Que les arcanes du premier pilier ou celles du second dussent être étanches, rien n’était moins sûr entre un président de conseil régional, un député européen et la leader syndicale. Hervé Guyomard était lapidaire : la pertinence de ce distinguo n’a aucun sens pour les non-agriculteurs. «L’agriculture n’a pas d’autres choix que de jouer l’Europe, martelait Alain Rousset. La renationalisation n’est pas une solution !». Bloquant sur le lien climat-agriculture, Alain Rousset traçait les contours (vœux ou réalité?) d’une agriculture que l’on «peut orienter», même s’il en convient que les agricultures sont diverses du nord au sud de la plus grande région agricole européenne.
Décentralisation agricole
Volontairement, le président de la Nouvelle-Aquitaine booste, fulmine contre un pouvoir centralisateur, appelle de ses vœux une décentralisation agricole. Il prend en exemple «tout ce que fait» la Région pour l’agriculture : «Nous avons besoin d’une politique plus alerte, plus mobile. Impossible aujourd’hui dans le cadre rigide européen et parisien». Selon lui, cette économie agricole a besoin de «réactivité» que le carcan hexagonal, doublé de celui européen, ne permet pas. «Il faut du retour de l’humain dans les politiques publiques».

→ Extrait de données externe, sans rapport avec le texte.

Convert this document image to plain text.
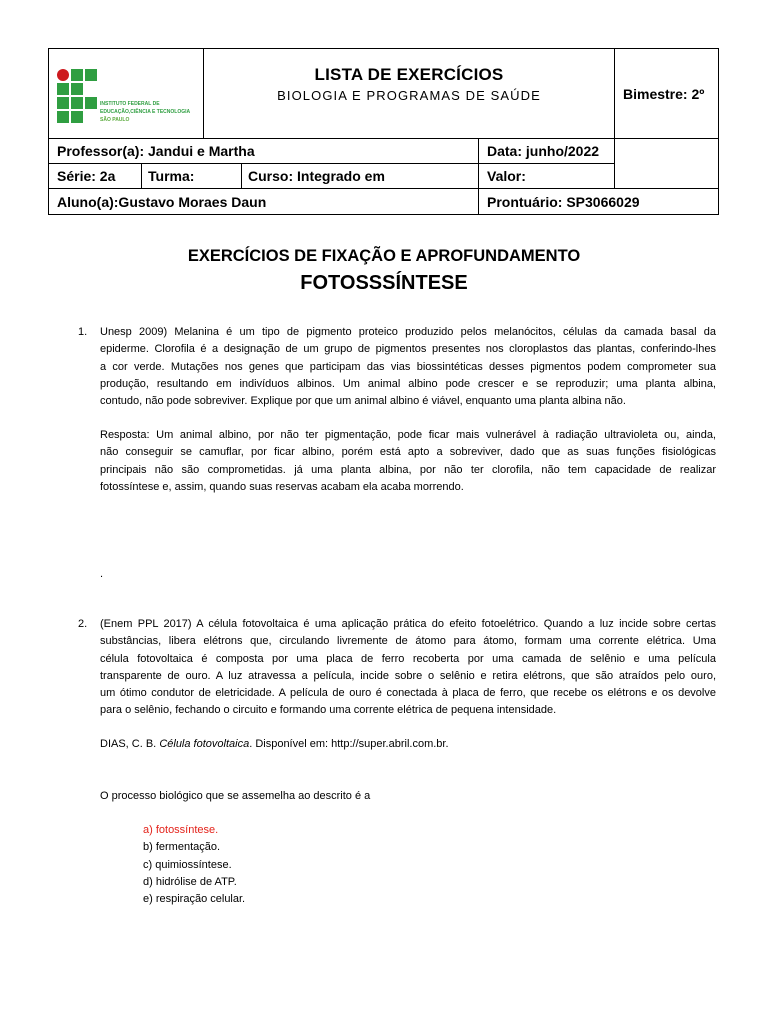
INSTITUTO FEDERAL DE
EDUCAÇÃO,CIÊNCIA E TECNOLOGIA
SÃO PAULO
LISTA DE EXERCÍCIOS
BIOLOGIA E PROGRAMAS DE SAÚDE	Bimestre: 2º
Professor(a): Jandui e Martha	Data: junho/2022
Série: 2a Turma:	Curso: Integrado em	Valor:
Aluno(a):Gustavo Moraes Daun	Prontuário: SP3066029
EXERCÍCIOS DE FIXAÇÃO E APROFUNDAMENTO
FOTOSSSÍNTESE
1. Unesp 2009) Melanina é um tipo de pigmento proteico produzido pelos melanócitos, células da camada basal da
epiderme. Clorofila é a designação de um grupo de pigmentos presentes nos cloroplastos das plantas, conferindo-lhes
a cor verde. Mutações nos genes que participam das vias biossintéticas desses pigmentos podem comprometer sua
produção, resultando em indivíduos albinos. Um animal albino pode crescer e se reproduzir; uma planta albina,
contudo, não pode sobreviver. Explique por que um animal albino é viável, enquanto uma planta albina não.
Resposta: Um animal albino, por não ter pigmentação, pode ficar mais vulnerável à radiação ultravioleta ou, ainda,
não conseguir se camuflar, por ficar albino, porém está apto a sobreviver, dado que as suas funções fisiológicas
principais não são comprometidas. já uma planta albina, por não ter clorofila, não tem capacidade de realizar
fotossíntese e, assim, quando suas reservas acabam ela acaba morrendo.
.
2. (Enem PPL 2017) A célula fotovoltaica é uma aplicação prática do efeito fotoelétrico. Quando a luz incide sobre certas
substâncias, libera elétrons que, circulando livremente de átomo para átomo, formam uma corrente elétrica. Uma
célula fotovoltaica é composta por uma placa de ferro recoberta por uma camada de selênio e uma película
transparente de ouro. A luz atravessa a película, incide sobre o selênio e retira elétrons, que são atraídos pelo ouro,
um ótimo condutor de eletricidade. A película de ouro é conectada à placa de ferro, que recebe os elétrons e os devolve
para o selênio, fechando o circuito e formando uma corrente elétrica de pequena intensidade.
DIAS, C. B. Célula fotovoltaica. Disponível em: http://super.abril.com.br.
O processo biológico que se assemelha ao descrito é a
a) fotossíntese.
b) fermentação.
c) quimiossíntese.
d) hidrólise de ATP.
e) respiração celular.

Quoi de mieux que la proximité… régionale. Il parle d’adapter le second pilier aux crises et de prévoir des programmes d’investissements. Il veut en finir avec «le modèle des aides compensatoires, non viables» pour «passer à un modèle d’innovation» : «vivre au fil de l’eau n’est plus acceptable». Impressionné par le modèle autrichien, Alain Rousset veut accompagner le «foisonnement des initiatives».

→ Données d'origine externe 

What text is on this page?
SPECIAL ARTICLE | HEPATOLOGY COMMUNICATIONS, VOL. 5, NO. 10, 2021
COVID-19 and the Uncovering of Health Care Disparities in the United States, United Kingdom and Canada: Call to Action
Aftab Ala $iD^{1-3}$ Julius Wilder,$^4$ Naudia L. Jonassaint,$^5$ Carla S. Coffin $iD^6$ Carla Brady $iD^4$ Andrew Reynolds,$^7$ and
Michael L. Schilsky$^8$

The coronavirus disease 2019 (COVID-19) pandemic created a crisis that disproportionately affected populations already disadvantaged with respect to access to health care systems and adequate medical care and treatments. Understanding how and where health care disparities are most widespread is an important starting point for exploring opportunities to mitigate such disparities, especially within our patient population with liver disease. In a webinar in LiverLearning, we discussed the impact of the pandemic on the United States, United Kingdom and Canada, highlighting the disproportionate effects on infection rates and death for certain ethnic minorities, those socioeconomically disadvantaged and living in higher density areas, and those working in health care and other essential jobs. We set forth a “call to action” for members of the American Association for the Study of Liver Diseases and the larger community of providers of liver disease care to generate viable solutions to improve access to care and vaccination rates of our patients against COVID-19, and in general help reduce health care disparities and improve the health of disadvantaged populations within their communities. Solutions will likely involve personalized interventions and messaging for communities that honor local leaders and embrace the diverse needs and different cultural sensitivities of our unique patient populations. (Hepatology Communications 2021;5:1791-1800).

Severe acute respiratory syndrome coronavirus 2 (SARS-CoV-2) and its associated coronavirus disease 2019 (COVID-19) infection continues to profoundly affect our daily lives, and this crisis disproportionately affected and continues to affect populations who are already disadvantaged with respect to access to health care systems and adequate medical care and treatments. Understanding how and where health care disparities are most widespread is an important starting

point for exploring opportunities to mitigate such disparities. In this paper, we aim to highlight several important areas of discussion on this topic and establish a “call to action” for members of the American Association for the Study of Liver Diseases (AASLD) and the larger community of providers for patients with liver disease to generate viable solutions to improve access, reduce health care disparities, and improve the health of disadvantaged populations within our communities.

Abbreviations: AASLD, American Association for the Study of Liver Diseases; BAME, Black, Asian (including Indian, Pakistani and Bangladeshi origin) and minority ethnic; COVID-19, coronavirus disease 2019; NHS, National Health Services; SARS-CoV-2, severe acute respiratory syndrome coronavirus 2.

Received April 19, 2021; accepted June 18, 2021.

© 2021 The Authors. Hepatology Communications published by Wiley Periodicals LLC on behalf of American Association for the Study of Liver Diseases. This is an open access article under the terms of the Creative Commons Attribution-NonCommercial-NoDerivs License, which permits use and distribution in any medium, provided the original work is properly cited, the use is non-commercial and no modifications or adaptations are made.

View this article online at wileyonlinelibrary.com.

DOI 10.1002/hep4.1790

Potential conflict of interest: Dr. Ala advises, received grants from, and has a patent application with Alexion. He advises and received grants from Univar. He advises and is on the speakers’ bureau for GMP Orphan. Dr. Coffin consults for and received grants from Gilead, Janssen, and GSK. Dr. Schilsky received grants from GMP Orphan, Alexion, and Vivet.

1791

Christiane Lambert est directe, synthétique, pragmatique. Face au débat d’une «régionalisation» de la PAC, déjà effective, elle craint des disparités : «Les aides agricoles ont longtemps eu un caractère d’orientation, analyse-t-elle, mais il faut une réelle connexion politique avec la réalité». Alors de savoir si douze ASP feront mieux qu’une seule, elle en doute. L’ex-présidente de Vivea appelle les Régions à la formation pour mieux accompagner les jeunes agriculteurs aux mutations. Christiane Lambert n’en oublie pas le contexte général : «On ne peut pas demander plus et mieux à l’agriculture avec un budget moindre…» lâche-t-elle.
Sans budget, pas de PAC
Réagissant à l’obligation de résultat, prônée par Hervé Guyomard, elle ne dit pas non. Pour peu que moyens et résultats soient au diapason. «Il faudra aussi s’interroger sur la gestion du risque et sur l’appropriation du risque, car notre entreprise n’a pas de toit». Le député européen Jean-Luc Denanot rebondit : «Sans budget pas de PAC!». Et les vues d’économies possibles sur la PAC, Brexit oblige, l’inquiète. Claude Cochonneau, président de l’APCA, estime que, dans ces virages, «les chambres d’agriculture sont à la manœuvre».

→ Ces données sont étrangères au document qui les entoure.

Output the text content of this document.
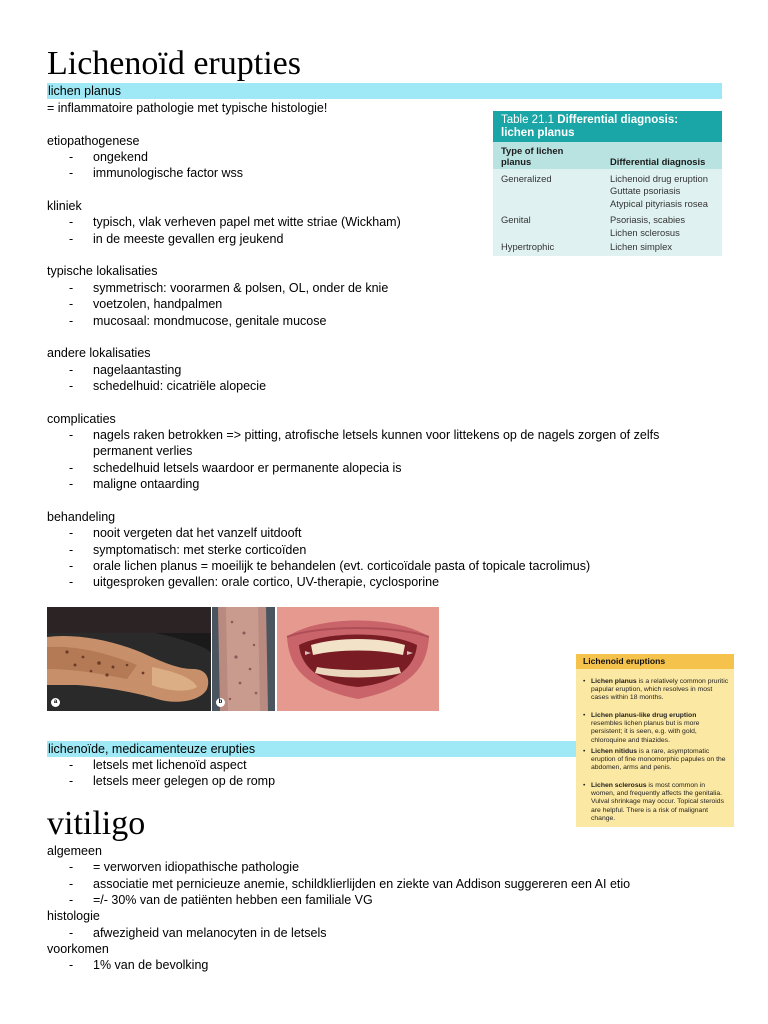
Lichenoïd erupties
lichen planus
= inflammatoire pathologie met typische histologie!
etiopathogenese
- ongekend
- immunologische factor wss
kliniek
- typisch, vlak verheven papel met witte striae (Wickham)
- in de meeste gevallen erg jeukend
typische lokalisaties
- symmetrisch: voorarmen & polsen, OL, onder de knie
- voetzolen, handpalmen
- mucosaal: mondmucose, genitale mucose
andere lokalisaties
- nagelaantasting
- schedelhuid: cicatriële alopecie
complicaties
- nagels raken betrokken => pitting, atrofische letsels kunnen voor littekens op de nagels zorgen of zelfs permanent verlies
- schedelhuid letsels waardoor er permanente alopecia is
- maligne ontaarding
behandeling
- nooit vergeten dat het vanzelf uitdooft
- symptomatisch: met sterke corticoïden
- orale lichen planus = moeilijk te behandelen (evt. corticoïdale pasta of topicale tacrolimus)
- uitgesproken gevallen: orale cortico, UV-therapie, cyclosporine
Table 21.1 Differential diagnosis:
lichen planus
Type of lichen
planus	Differential diagnosis
Generalized	Lichenoid drug eruption
Guttate psoriasis
Atypical pityriasis rosea
Genital	Psoriasis, scabies
Lichen sclerosus
Hypertrophic	Lichen simplex
a	b
Lichenoid eruptions
• Lichen planus is a relatively common pruritic papular eruption, which resolves in most cases within 18 months.
• Lichen planus-like drug eruption resembles lichen planus but is more persistent; it is seen, e.g. with gold, chloroquine and thiazides.
• Lichen nitidus is a rare, asymptomatic eruption of fine monomorphic papules on the abdomen, arms and penis.
• Lichen sclerosus is most common in women, and frequently affects the genitalia. Vulval shrinkage may occur. Topical steroids are helpful. There is a risk of malignant change.
lichenoïde, medicamenteuze erupties
- letsels met lichenoïd aspect
- letsels meer gelegen op de romp
vitiligo
algemeen
- = verworven idiopathische pathologie
- associatie met pernicieuze anemie, schildklierlijden en ziekte van Addison suggereren een AI etio
- =/- 30% van de patiënten hebben een familiale VG
histologie
- afwezigheid van melanocyten in de letsels
voorkomen
- 1% van de bevolking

Si Alain Rousset veut changer les paradigmes, en finir avec un «système néocolonial», c’est bel et bien l’articulation entre national et régional qui était au cœur du débat. Dominique Graciet, président de la chambre régionale Nouvelle-Aquitaine, évoque un «modèle décentralisé» mais craint les «modèles». D’autant plus que l’échelon régional dans l’échiquier politique est flou. Il «faudrait» un équilibre entre «le tout à la Région et le tout à l’État». Luc Servant parlait davantage de «politiques plus locales où la Région est une bonne échelle», qui implique que les agriculteurs sont «parties prenantes des politiques».
Avant 2020, il reste donc du grain à moudre. De plus, durant ces deux jours de travail, les chambres d’agriculture ont également planché sur l’offre de service de l’arc-Atlantique, sur le Brexit et sur les réponses des agricultures face à ces menaces, et enfin sur la cohérence à investir, innover ou imaginer.